En fait, la plupart des couples et des familles fonctionnent sur ce principe. Ils supportent l'enfer ensemble pour éviter le néant de la solitude totale. Sauf quand grand-ma est vraiment trop chiante et qu'on n'a plus d'autre choix de la mettre dans une maison de vieux pour avoir la paix.
Il est bien évident que rien de tout cela n'a le moindre intérêt, mais être tout seul, cela fait vraiment trop peur. Alors on invente. On invente de belles histoires d'amour et de fraternité par-dessus la détestation généralisée, ce qui a pour vertu de laisser pulluler cette dernière. C'est ce que Mère appelle le "monde du mensonge", on peut aussi appeler ça le samsara, l'endroit où d'après le Lopön, il n'y a pas un centimètre cube qui ne soit de la souffrance. C'est clairement exprimé.
L'antidote, il existe. Cela consiste à créer son propre univers de relations parfaites (chacun les imaginant à sa façon j'imagine), et grâce au merveilleux pouvoir de l'esprit, on y est si content avec ses anges, elfes ou autres, que vraiment on n'a plus besoin des relations ordinaires, comme les ermites le démontrent si bien. Ils passent leur vie avec Jésus, Gourou Rinpoche et leur suite, il est évident qu'ils n'ont pas besoin d'aller au bistrot du coin pour s'y consoler avec d'autres âmes perdues du samsara.

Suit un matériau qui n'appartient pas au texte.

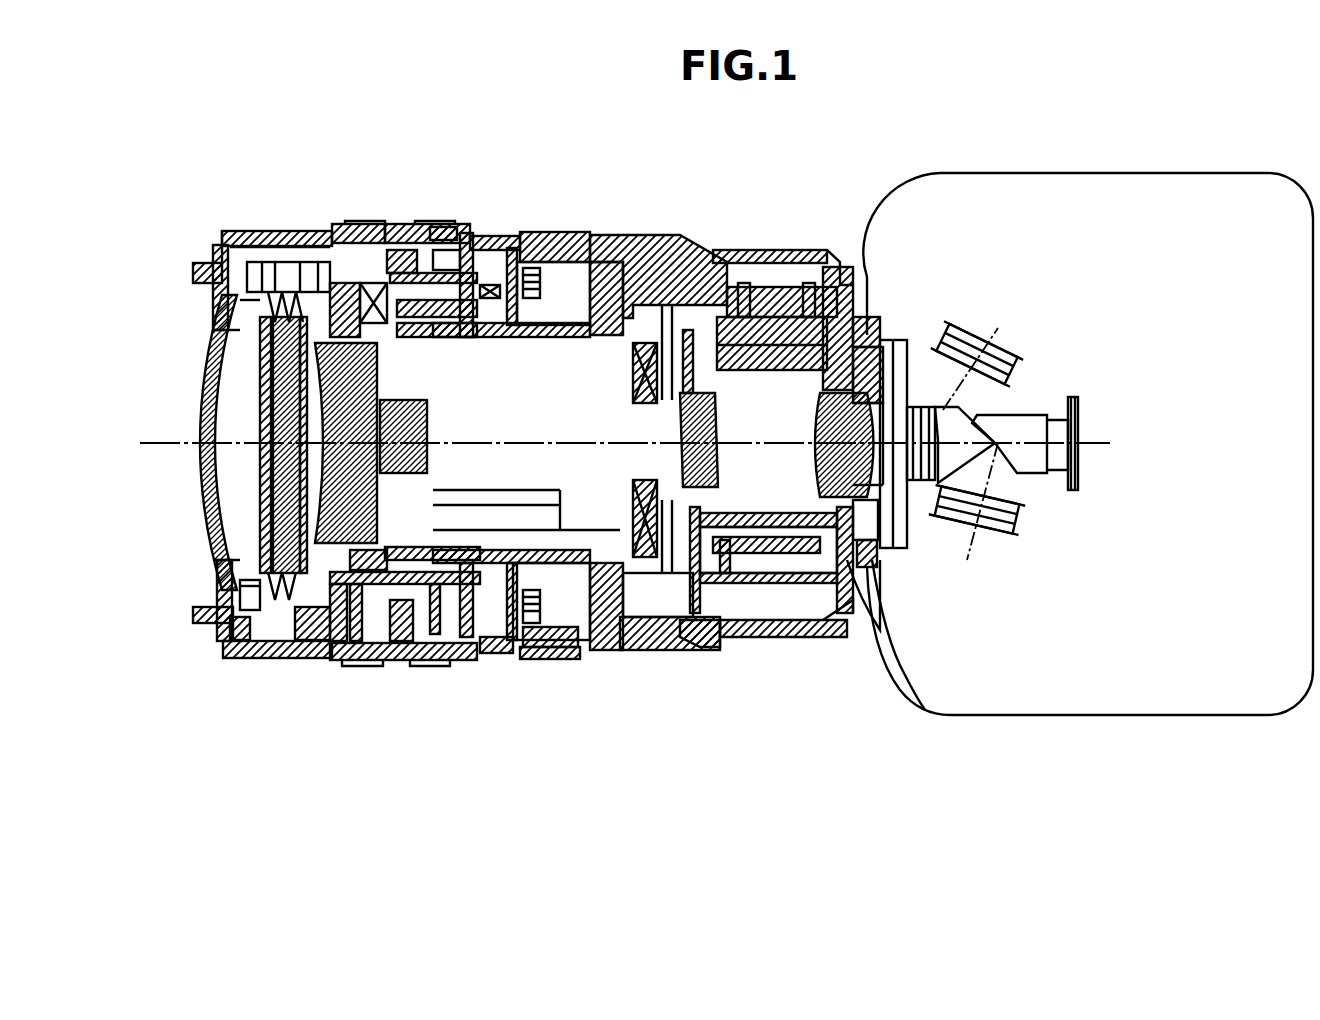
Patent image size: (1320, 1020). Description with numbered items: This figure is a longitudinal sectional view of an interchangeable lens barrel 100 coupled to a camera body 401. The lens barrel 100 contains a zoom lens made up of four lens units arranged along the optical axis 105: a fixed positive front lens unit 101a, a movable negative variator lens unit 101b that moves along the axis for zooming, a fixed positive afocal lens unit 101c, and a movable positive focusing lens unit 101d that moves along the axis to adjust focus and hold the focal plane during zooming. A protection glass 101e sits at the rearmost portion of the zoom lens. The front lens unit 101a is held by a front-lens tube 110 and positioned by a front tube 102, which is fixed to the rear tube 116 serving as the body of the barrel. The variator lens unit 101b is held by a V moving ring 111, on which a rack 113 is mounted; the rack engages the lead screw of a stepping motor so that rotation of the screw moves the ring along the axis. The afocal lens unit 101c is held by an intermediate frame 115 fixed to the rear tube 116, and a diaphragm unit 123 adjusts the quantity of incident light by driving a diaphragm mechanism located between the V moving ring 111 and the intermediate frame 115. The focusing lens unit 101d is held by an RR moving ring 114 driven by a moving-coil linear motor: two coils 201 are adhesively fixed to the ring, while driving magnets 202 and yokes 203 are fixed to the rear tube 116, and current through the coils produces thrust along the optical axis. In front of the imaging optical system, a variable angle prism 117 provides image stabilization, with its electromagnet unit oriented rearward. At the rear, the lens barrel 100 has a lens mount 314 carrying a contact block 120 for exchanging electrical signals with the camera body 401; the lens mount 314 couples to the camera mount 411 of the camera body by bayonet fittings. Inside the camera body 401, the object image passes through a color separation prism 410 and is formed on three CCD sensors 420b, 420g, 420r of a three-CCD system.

Mais j'ajouterai ceci : quand on a son imaginal, on n'attend plus rien des gens, ce qui fait que peut-être - et même sans aucun doute - on devient capable de trouver des relations authentiques. Le fait de n'avoir pas besoin des autres permet paradoxalement que de vraies relations émergent, car le but n'est pas le vampirisme, c'est la gratuité du don, la joie de la rencontre (on se croirait sur une pub new-age). On a plein de choses à donner, et l'autre est capable de les recevoir. Il faut savoir que les vampires sont tels parce qu'ils ne peuvent rien recevoir. On devrait plutôt les appeler des esprits affamés, des être au gosier si petit qu'ils ne peuvent ni boire ni manger. Ils croient qu'en allant là où il y a à manger, ils seront rassasiés, mais c'est plutôt le contraire qui se produit, ils sont frustrés, et détestent l'autre - c'est ainsi que fonctionne la détestation réciproque du samsara. Chacun escompte se nourrir de l'autre, mais personne ne peut rien recevoir -. Bref, à celui qui est capable de recevoir, on donne, et il n'y a pas de limite.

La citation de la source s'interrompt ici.